The enlarged group, which will employ around 11,000 staff, is likely to be listed on the stock exchange in three to five years.
The surprise move brings together the three private equity houses that have separately owned Saga and the AA since 2004. Charterhouse, the owners of Saga, will hold a 37.5 per cent stake in the new holding company, while CVC and Permira, which own the AA, will keep 42.5 per cent.
This gives private equity firms an 80 per stake in the combined company. Management and staff at the two businesses will hold the rest.

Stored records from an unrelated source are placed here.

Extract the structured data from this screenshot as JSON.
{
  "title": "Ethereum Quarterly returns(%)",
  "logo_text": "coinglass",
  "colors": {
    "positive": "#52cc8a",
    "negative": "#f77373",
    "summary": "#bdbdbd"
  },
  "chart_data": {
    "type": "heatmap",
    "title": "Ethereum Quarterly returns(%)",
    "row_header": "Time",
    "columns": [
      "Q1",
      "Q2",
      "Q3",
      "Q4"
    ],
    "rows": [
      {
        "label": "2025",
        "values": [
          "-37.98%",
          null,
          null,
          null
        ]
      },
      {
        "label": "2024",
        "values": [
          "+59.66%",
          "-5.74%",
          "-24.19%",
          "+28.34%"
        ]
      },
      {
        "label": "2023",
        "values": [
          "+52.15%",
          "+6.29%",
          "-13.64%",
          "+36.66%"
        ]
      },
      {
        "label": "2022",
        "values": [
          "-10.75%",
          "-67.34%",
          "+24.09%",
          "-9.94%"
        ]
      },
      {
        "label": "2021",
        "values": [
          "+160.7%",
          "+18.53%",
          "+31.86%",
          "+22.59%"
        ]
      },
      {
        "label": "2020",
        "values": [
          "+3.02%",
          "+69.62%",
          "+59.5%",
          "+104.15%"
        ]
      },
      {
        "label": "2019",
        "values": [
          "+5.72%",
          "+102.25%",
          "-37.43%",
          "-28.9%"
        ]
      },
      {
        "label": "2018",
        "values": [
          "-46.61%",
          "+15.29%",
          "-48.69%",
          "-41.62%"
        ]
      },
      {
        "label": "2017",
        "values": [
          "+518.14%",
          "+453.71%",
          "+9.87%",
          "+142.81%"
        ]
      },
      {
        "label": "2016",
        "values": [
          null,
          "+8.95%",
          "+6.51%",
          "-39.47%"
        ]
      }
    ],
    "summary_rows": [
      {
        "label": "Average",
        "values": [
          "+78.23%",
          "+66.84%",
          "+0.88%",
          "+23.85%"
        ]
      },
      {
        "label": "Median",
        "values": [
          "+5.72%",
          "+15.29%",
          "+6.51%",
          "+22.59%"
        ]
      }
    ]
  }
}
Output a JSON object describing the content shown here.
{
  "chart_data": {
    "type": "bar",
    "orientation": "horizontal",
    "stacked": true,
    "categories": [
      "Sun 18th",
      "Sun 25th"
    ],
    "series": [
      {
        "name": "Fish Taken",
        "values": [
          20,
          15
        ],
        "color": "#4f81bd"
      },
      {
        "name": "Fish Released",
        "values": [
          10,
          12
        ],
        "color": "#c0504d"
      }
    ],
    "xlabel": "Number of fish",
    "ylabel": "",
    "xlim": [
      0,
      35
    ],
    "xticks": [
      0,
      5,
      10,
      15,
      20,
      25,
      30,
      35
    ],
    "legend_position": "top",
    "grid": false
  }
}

More than 1000 Saga staff will be able to cash in 75 per cent of their shares in the company after the deal, giving them a payout of almost £8000 each. Saga chief executive Andrew Goodsell, who will take over the helm at the combined group which has yet to be named, said both companies would continue to operate in their separate fields. Tim Parker, head of the AA, is to leave to pursue other interests.
Initially a holiday business, Saga now derives 80 per cent of turnover from its financial services arm.
The £1.7 billion buyout of the AA in 2004 led to 3500 jobs being slashed, triggering a backlash from unions.
Paul Maloney, national secretary for the GMB, said yesterday the union estimated that Parker would walk away from the AA with £80 million after this deal.
"This shows the extent to which we have entered into a casino economy," he said.
"This money was made on the back of 3500 sacked workers, cuts in the pay of the call centre staff, the elongation of the working day for the patrols and a decline in service to customers."
He said the GMB wanted to talk to Saga about reversing the job cuts and improving working conditions at the AA.